This happens pretty frequently in Berkeley. Buses on a given line are spaced 10 minutes apart. Bus A swings by a stop around 9:40AM. A large number of students with 10AM classes pile on. Because there are so many people getting on the bus, Bus A falls a little bit behind schedule. At 9:50, Bus B swings by the stop, which is now empty. B spends relative little time there and is now ahead of schedule.
The same thing happens at the next few stops. As more and more people hop on Bus A, it falls further and further behind schedule. As it falls further and further behind schedule, more and more people accumulate at stops ahead of Bus A. Feedback loop ensues.
Meanwhile, as Bus A is falling further behind schedule, Bus B is increasingly getting ahead of schedule. Since Bus A was late, the gap in time between Bus A and Bus B is now smaller than anticipated. That smaller gap in time means that fewer people have accumulated (i.e. people who normally ride Bus B now ride Bus A). Less people to pick up means less people to drop off means less time at any given stop. Bus B gets further ahead of schedule, narrowing the gap between it and Bus A. Another feedback loop.
Eventually, Bus B catches up to Bus A, and you get this very annoying scenario of a long wait-time followed by two back-to-back buses. Meanwhile, because B was so far ahead of schedule, the gap between it and Bus C starts to grow. Bus C starts taking on passengers that missed Bus B (because it came and left the stop earlier than the time listed) and starts to fall behind schedule. The cycle repeats.

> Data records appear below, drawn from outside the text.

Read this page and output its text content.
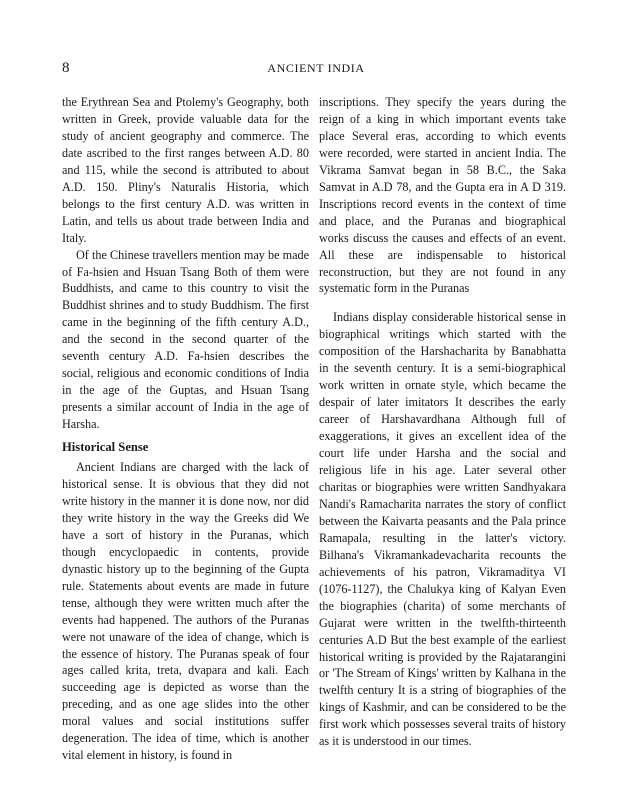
8	ANCIENT INDIA

the Erythrean Sea and Ptolemy's Geography, both written in Greek, provide valuable data for the study of ancient geography and commerce. The date ascribed to the first ranges between A.D. 80 and 115, while the second is attributed to about A.D. 150. Pliny's Naturalis Historia, which belongs to the first century A.D. was written in Latin, and tells us about trade between India and Italy.

Of the Chinese travellers mention may be made of Fa-hsien and Hsuan Tsang Both of them were Buddhists, and came to this country to visit the Buddhist shrines and to study Buddhism. The first came in the beginning of the fifth century A.D., and the second in the second quarter of the seventh century A.D. Fa-hsien describes the social, religious and economic conditions of India in the age of the Guptas, and Hsuan Tsang presents a similar account of India in the age of Harsha.

Historical Sense

Ancient Indians are charged with the lack of historical sense. It is obvious that they did not write history in the manner it is done now, nor did they write history in the way the Greeks did We have a sort of history in the Puranas, which though encyclopaedic in contents, provide dynastic history up to the beginning of the Gupta rule. Statements about events are made in future tense, although they were written much after the events had happened. The authors of the Puranas were not unaware of the idea of change, which is the essence of history. The Puranas speak of four ages called krita, treta, dvapara and kali. Each succeeding age is depicted as worse than the preceding, and as one age slides into the other moral values and social institutions suffer degeneration. The idea of time, which is another vital element in history, is found in

inscriptions. They specify the years during the reign of a king in which important events take place Several eras, according to which events were recorded, were started in ancient India. The Vikrama Samvat began in 58 B.C., the Saka Samvat in A.D 78, and the Gupta era in A D 319. Inscriptions record events in the context of time and place, and the Puranas and biographical works discuss the causes and effects of an event. All these are indispensable to historical reconstruction, but they are not found in any systematic form in the Puranas

Indians display considerable historical sense in biographical writings which started with the composition of the Harshacharita by Banabhatta in the seventh century. It is a semi-biographical work written in ornate style, which became the despair of later imitators It describes the early career of Harshavardhana Although full of exaggerations, it gives an excellent idea of the court life under Harsha and the social and religious life in his age. Later several other charitas or biographies were written Sandhyakara Nandi's Ramacharita narrates the story of conflict between the Kaivarta peasants and the Pala prince Ramapala, resulting in the latter's victory. Bilhana's Vikramankadevacharita recounts the achievements of his patron, Vikramaditya VI (1076-1127), the Chalukya king of Kalyan Even the biographies (charita) of some merchants of Gujarat were written in the twelfth-thirteenth centuries A.D But the best example of the earliest historical writing is provided by the Rajatarangini or 'The Stream of Kings' written by Kalhana in the twelfth century It is a string of biographies of the kings of Kashmir, and can be considered to be the first work which possesses several traits of history as it is understood in our times.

There is a slight correction mechanism here. If the driver of Bus B is smart, she’ll drive ahead of Bus A and try to even out the load distribution by picking up those large masses of waiting passengers that otherwise would’ve hopped on Bus A. Still, it’s not ideal. The delays and unpredictability is frustrating as heck, but I’m not sure how’d you get around it. Thoughts?